Crucially, however, some 16% of Barclays' shareholders did not back Staley, who earlier in the day had apologised for attempting to identify a whistleblower, which rocked the bank and saw him investigated in the UK and in the US.
The 60-year-old, who has been embroiled in a whistleblowing scandal, received 97.2% of votes in favour of his re-election on a 62.6% turnout.
Chairman John McFarlane said it wouldn't have been "just" to fire Staley over the scandal, adding the latter's inexperience in a CEO role had been factored in by the board.
"The punishment for going through a red light is not to lose your license," McFarlane said.
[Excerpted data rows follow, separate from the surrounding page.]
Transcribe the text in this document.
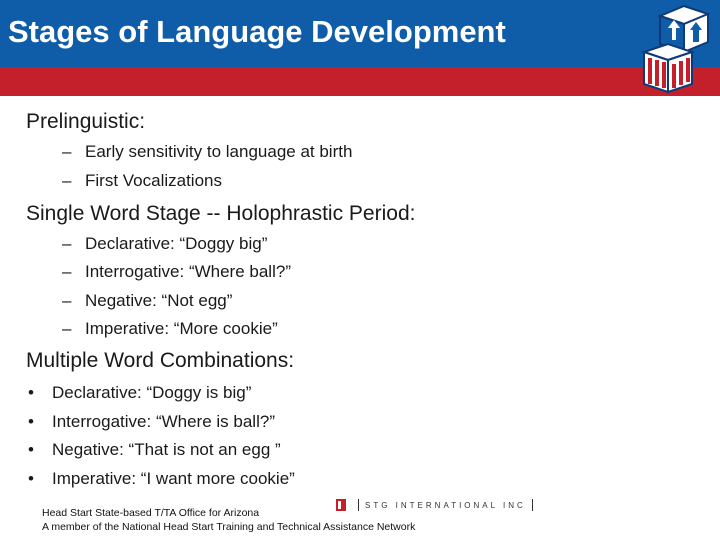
Stages of Language Development
Prelinguistic:
– Early sensitivity to language at birth
– First Vocalizations
Single Word Stage -- Holophrastic Period:
– Declarative: “Doggy big”
– Interrogative: “Where ball?”
– Negative: “Not egg”
– Imperative: “More cookie”
Multiple Word Combinations:
• Declarative: “Doggy is big”
• Interrogative: “Where is ball?”
• Negative: “That is not an egg ”
• Imperative: “I want more cookie”
STG INTERNATIONAL INC
Head Start State-based T/TA Office for Arizona
A member of the National Head Start Training and Technical Assistance Network
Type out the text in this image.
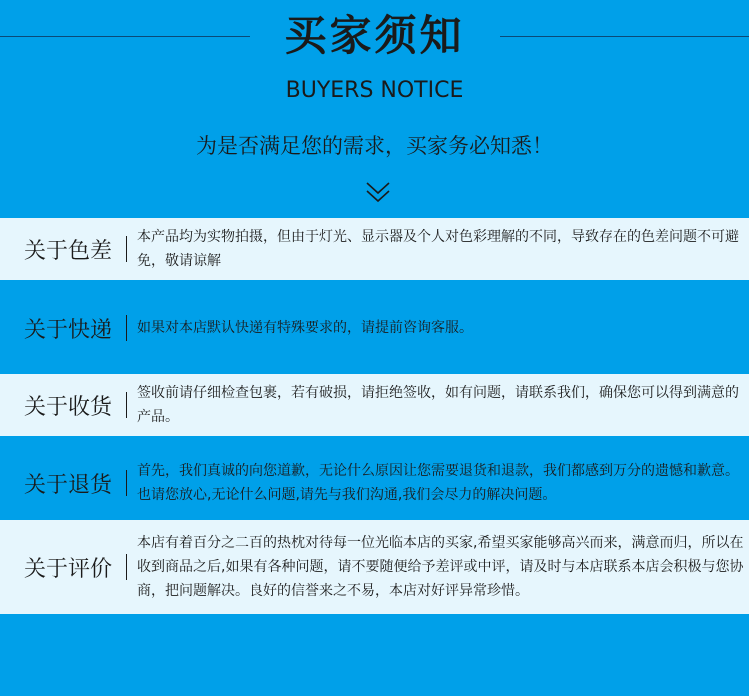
买家须知
BUYERS NOTICE
为是否满足您的需求，买家务必知悉！
关于色差
本产品均为实物拍摄，但由于灯光、显示器及个人对色彩理解的不同，导致存在的色差问题不可避免，敬请谅解
关于快递	如果对本店默认快递有特殊要求的，请提前咨询客服。
关于收货
签收前请仔细检查包裹，若有破损，请拒绝签收，如有问题，请联系我们，确保您可以得到满意的产品。
关于退货
首先，我们真诚的向您道歉，无论什么原因让您需要退货和退款，我们都感到万分的遗憾和歉意。也请您放心,无论什么问题,请先与我们沟通,我们会尽力的解决问题。
关于评价
本店有着百分之二百的热枕对待每一位光临本店的买家,希望买家能够高兴而来，满意而归，所以在收到商品之后,如果有各种问题，请不要随便给予差评或中评，请及时与本店联系本店会积极与您协商，把问题解决。良好的信誉来之不易，本店对好评异常珍惜。
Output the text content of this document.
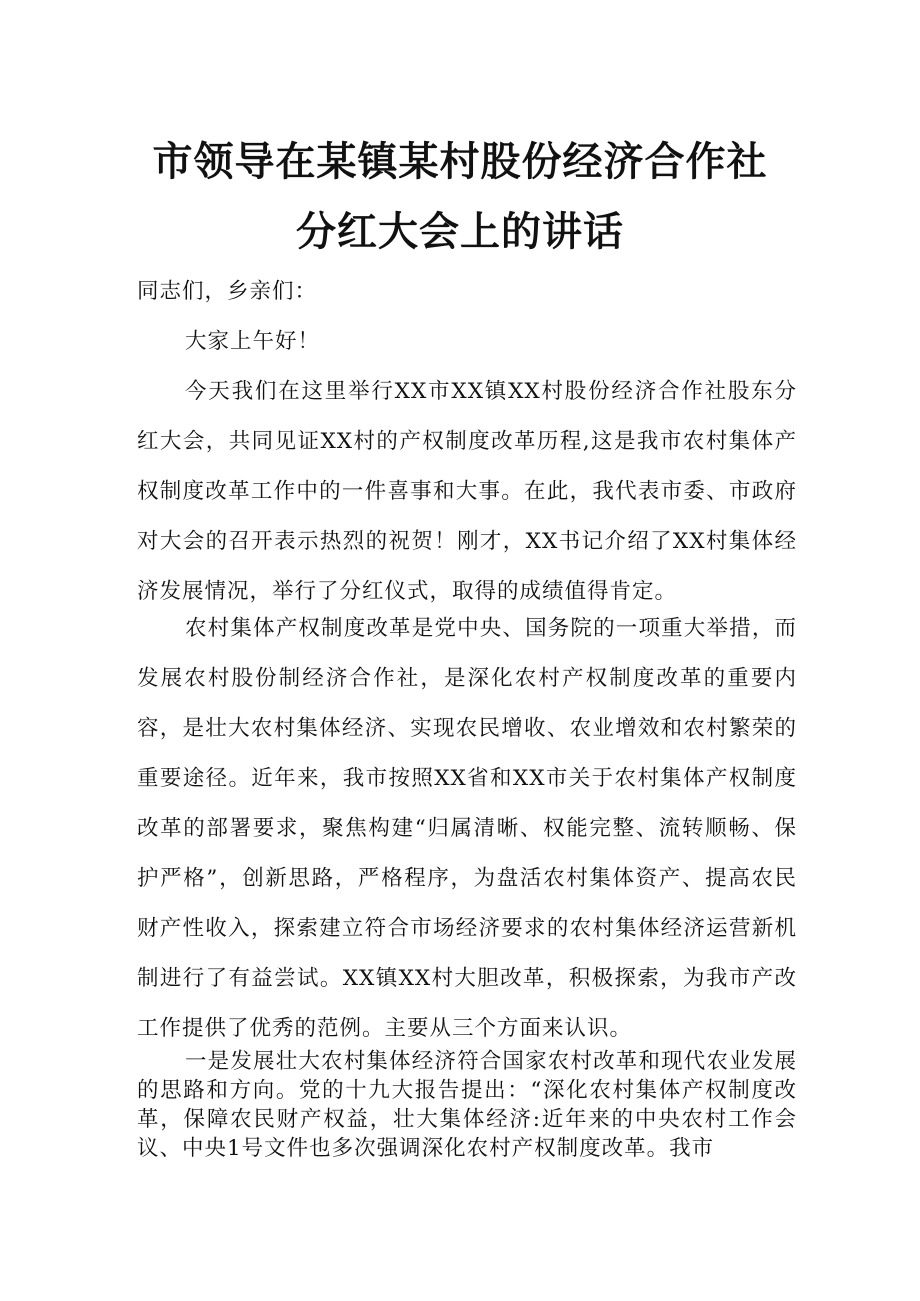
市领导在某镇某村股份经济合作社
分红大会上的讲话

同志们，乡亲们：

大家上午好！

今天我们在这里举行XX市XX镇XX村股份经济合作社股东分红大会，共同见证XX村的产权制度改革历程,这是我市农村集体产权制度改革工作中的一件喜事和大事。在此，我代表市委、市政府对大会的召开表示热烈的祝贺！刚才，XX书记介绍了XX村集体经济发展情况，举行了分红仪式，取得的成绩值得肯定。

农村集体产权制度改革是党中央、国务院的一项重大举措，而发展农村股份制经济合作社，是深化农村产权制度改革的重要内容，是壮大农村集体经济、实现农民增收、农业增效和农村繁荣的重要途径。近年来，我市按照XX省和XX市关于农村集体产权制度改革的部署要求，聚焦构建“归属清晰、权能完整、流转顺畅、保护严格”，创新思路，严格程序，为盘活农村集体资产、提高农民财产性收入，探索建立符合市场经济要求的农村集体经济运营新机制进行了有益尝试。XX镇XX村大胆改革，积极探索，为我市产改工作提供了优秀的范例。主要从三个方面来认识。

一是发展壮大农村集体经济符合国家农村改革和现代农业发展的思路和方向。党的十九大报告提出：“深化农村集体产权制度改革，保障农民财产权益，壮大集体经济:近年来的中央农村工作会议、中央1号文件也多次强调深化农村产权制度改革。我市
However, "we will address his compensation" appropriately, he added.
Speaking at the AGM on Wednesday (10 May), Staley admitted he had "made a mistake" and had broken the rules.
"I made a mistake in becoming involved in an issue which I should have left with the business to deal with. I have apologised to the board, and I would today like to apologise to you as well for that error," he told investors.
Last month, the Financial Conduct Authority (FCA) began a formal investigation into Staley's handling of the bank's whistleblower scandal, which is also being probed by the Prudential Regulation Authority (PRA).
According to the FCA, Staley's attempts to unmask the whistleblower, who raised concerns about a senior employee at Barclays who had been recruited earlier in 2016, were in contravention of the bank's procedures on whistleblowing.
Barclays's board hired law firm Simmons & Simmons to investigate the letters last year, but it said that it only came to know of the chief executive's efforts to identify the author in early 2017.
The bank said the anonymous letters raised concerns of a "personal nature" about the unnamed senior employee hired by Barclays in 2016, and Staley's knowledge of and role in dealing with those issues at a previous employer.
Staley, who had apologised for his conduct even before Wednesday's AGM, considered the letters an "unfair personal attack" on the employee in question.
However, influential advisory group Institutional Shareholder Services told investors to opt against re-electing the CEO because his personal involvement and accountability in the matter, while the bank's board, led by McFarlane, has publicly reprimanded Staley for his actions.
Corporate governance body Pirc, which advises largest institutional investors, had also encouraged to vote against the bank's remuneration report, indicating Staley's pay was "inappropriate". The Barclays CEO's salary last year was 49 times higher than that of the average Barclays' employee and therefore "inappropriate".
Despite the apology, Staley could still lose his job, should the regulators opt to strip him of his approved status.
Meanwhile, the 60-year-old who joined Barclays in 2015, also quelled fears over the Brexit impact on the FTSE 100-listed lender.
"We do not currently see a need in our options to shift British jobs or significant operations elsewhere," he said. "If we require a build-up of capability in another European Union jurisdiction as part of our plans then we can do so and we will."
Last month, Staley warned lenders were likely to struggle to get the complete picture of Britain's trading terms with the other 27 EU members in time to safeguard their links with the customer on the continent.
However, he told shareholders the issues of passporting rights – which allow banks to operate in an EU country, or a state member of the European Economic Area (EEA), to conduct business across the union – was manageable.
"The first thing to say is that we see this as a wholly manageable challenge," he said. "Our investment banking activities in Europe are certainly important to Barclays and to our strategy, and we're committed to remaining a strong participant in that marketplace.
"We believe that the value of the single market for financial services in Europe with full participation from banks based in the UK remains the best option for the UK economy and the best option for the European Union economy. Nevertheless, we recognise that there are a range of possible outcomes in the negotiations over the next 23 months."